In an answer to President Lincoln's call for 300,000 volunteers in July, 1862, Captain Achille DeVecchi, on leave in America from the Italian Army, organized a battery of light artillery which was designated as the Ninth Battery, Massachusetts Volunteer Light Artillery. The first rendezvous and the formal organization of the battery was at Camp Stanton near Lynnfield, with the officers being:

Captain, Achille De Vecchi
First Lieutenant, Christopher Erickson
Junior First Lieutenant, Alexander H. Whitaker
Second Lieutenant, George W. Foster
Junior Second Lieutenant, Richard S. Milton

At first the battery had no tents, and the original members when they arrived in camp slept on the ground or on the floor of the cook house, which was the only building in camp. It was not until August 2nd that tents were obtained and the camp took on the appearance of a military post. The first guard was posted on August 4th.
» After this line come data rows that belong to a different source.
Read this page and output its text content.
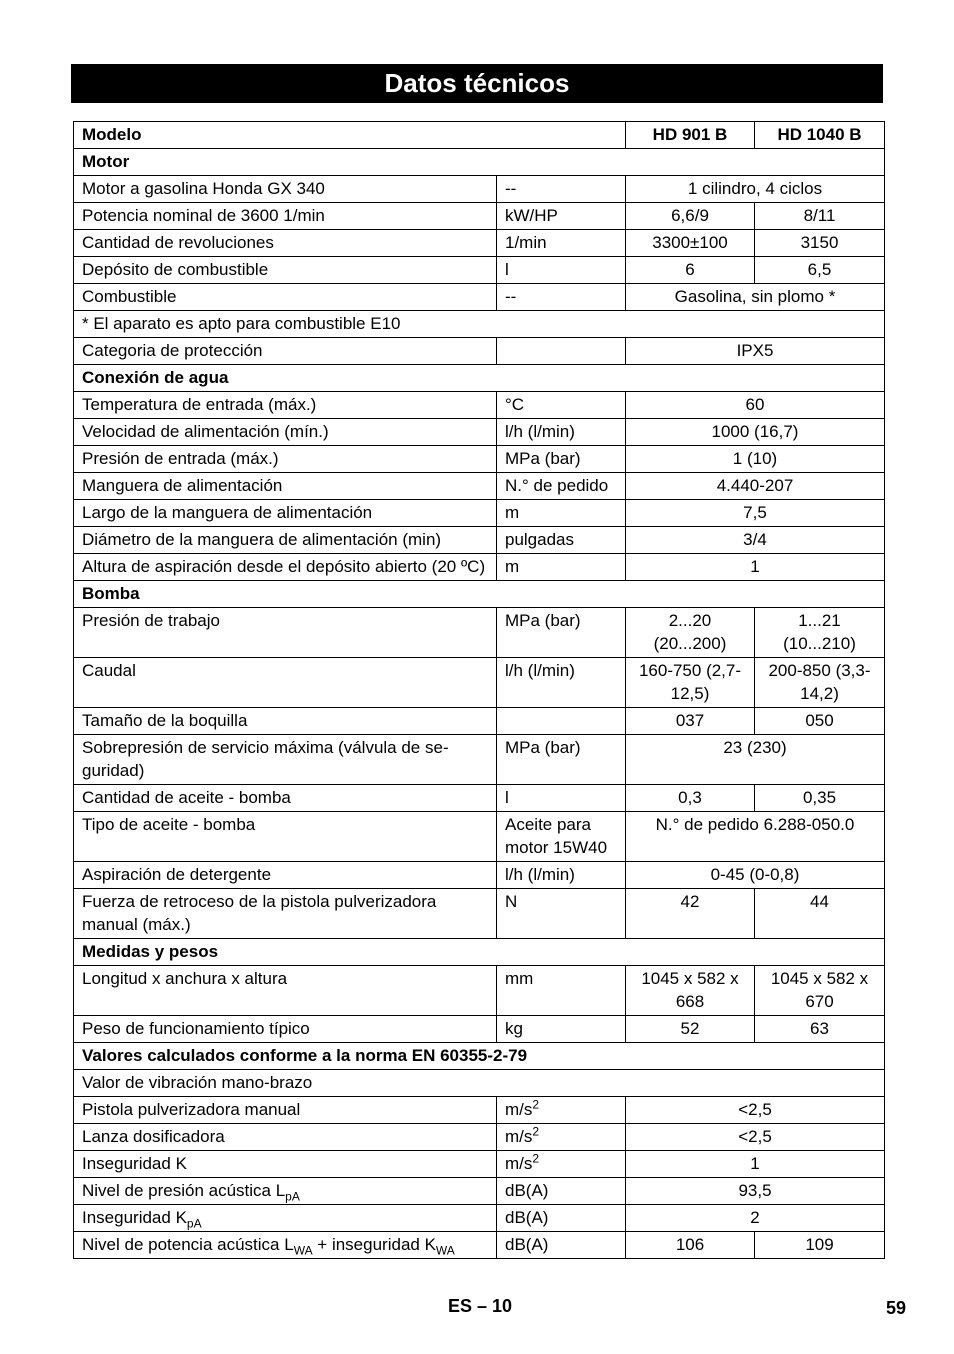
Datos técnicos
Modelo		HD 901 B	HD 1040 B
Motor			
Motor a gasolina Honda GX 340	--	1 cilindro, 4 ciclos	
Potencia nominal de 3600 1/min	kW/HP	6,6/9	8/11
Cantidad de revoluciones	1/min	3300±100	3150
Depósito de combustible	l	6	6,5
Combustible	--	Gasolina, sin plomo *	
* El aparato es apto para combustible E10			
Categoria de protección		IPX5	
Conexión de agua			
Temperatura de entrada (máx.)	°C	60	
Velocidad de alimentación (mín.)	l/h (l/min)	1000 (16,7)	
Presión de entrada (máx.)	MPa (bar)	1 (10)	
Manguera de alimentación	N.° de pedido	4.440-207	
Largo de la manguera de alimentación	m	7,5	
Diámetro de la manguera de alimentación (min)	pulgadas	3/4	
Altura de aspiración desde el depósito abierto (20 ºC)	m	1	
Bomba			
Presión de trabajo	MPa (bar)	2...20 (20...200)	1...21 (10...210)
Caudal	l/h (l/min)	160-750 (2,7-12,5)	200-850 (3,3-14,2)
Tamaño de la boquilla		037	050
Sobrepresión de servicio máxima (válvula de se-guridad)	MPa (bar)	23 (230)	
Cantidad de aceite - bomba	l	0,3	0,35
Tipo de aceite - bomba	Aceite para motor 15W40	N.° de pedido 6.288-050.0	
Aspiración de detergente	l/h (l/min)	0-45 (0-0,8)	
Fuerza de retroceso de la pistola pulverizadora manual (máx.)	N	42	44
Medidas y pesos			
Longitud x anchura x altura	mm	1045 x 582 x 668	1045 x 582 x 670
Peso de funcionamiento típico	kg	52	63
Valores calculados conforme a la norma EN 60355-2-79			
Valor de vibración mano-brazo			
Pistola pulverizadora manual	$m/s^2$	<2,5	
Lanza dosificadora	$m/s^2$	<2,5	
Inseguridad K	$m/s^2$	1	
Nivel de presión acústica $L_{pA}$	dB(A)	93,5	
Inseguridad $K_{pA}$	dB(A)	2	
Nivel de potencia acústica $L_{WA}$ + inseguridad $K_{WA}$	dB(A)	106	109
ES – 10	59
The battery was mustered into the service of the United States on August 10th by Lieutenant Elder of the Regular Army to serve three years unless sooner discharged. Ninety men were thus mustered into United States service. The original organization of the battery, dated September 3, 1862 was follows:

Officers
Captain Achille De Vecchi

Chief of Caissons 
Junior Second Lieutenant Richard S. Milton

Orderly
Sergeant George Prescott

Guidon
Francis Quaranti

Buglers
1st Charles W. Reed
2nd Orin Reynolds

Artificers
George B. Morse
Marsena L. Martin

Forge Drivers
James A. Harvey
Thomas Fisher

Ambulance Driver
Warren H. Trask

Cooks
James Whitney
Austin Packard

Officers' Cook
Nathum A. Doe

Care of Officers' Horses
John H. Kelley

Teamsters
Charles B. Lord
H. F. Dearborn
Charles H. Brickett

Detachments - Select one
Right Section - 1st Detachment Right Section - 2nd Detachment Centre Section - 3rd Detachment
Centre Section - 4th Detachment Left Section - 5th Detachment Left Section - 6th Detachment
 

This, then, was the organization of the battery September 3rd, when its one hundred fifty enlisted men and five officers boarded the Providence Railroad for Groton, where it went aboard the steamer Commonwealth for New York, arriving there on the 4th. At New York the battery took the train to Philadelphia where it arrived about nine that evening, and after being treated to a supper of cold meats, bread and coffee by the ladies, it again entrained for Washington city. Early on the morning of the 5th while crossing the Susquehanna River at Havre de Grace, the battery barely escaped being dumped into the river when a truck near the center of the train suddenly broke, tearing up many ties. After a delay of several hours, while the damaged car was detached from the train and pushed into the river, and the damaged truck repaired, the battery-borne train proceeded to Washington City, arriving on the 6th when it went into camp at Camp Seymour on East Capitol Hill. On the 18th the battery received its guns, six three-inch rifled Rodmans, and on the 22nd it moved from Capitol Hill to Camp Chase, across the Potomac on Arlington Heights. The battery remained on the grounds which once belonged to Robert E. Lee until October 26th, when it again crossed the Potomac to go into camp at the newly formed artillery camp of instruction. Camp Barry, which was located on the Maryland side of the river near the Blandensburg Toll Gate, 1 1/2 miles northeast of Washington City. Here, at Camp Barry, which was under the supervision of General Barry, the battery was joined by the 19th and 11th Massachusetts Batteries, the 1st Rhode Island Heavy Artillery, and the 17th New York. Here the battery remained attached to General J. J. Abercrombie's Division, learning the art of the artillerist, until November 19th, when it again broke camp to move across to the Virginia side of the Potomac to Fort Ramsey on Upton's Hill, where it was to remain for the balance of the year 1862.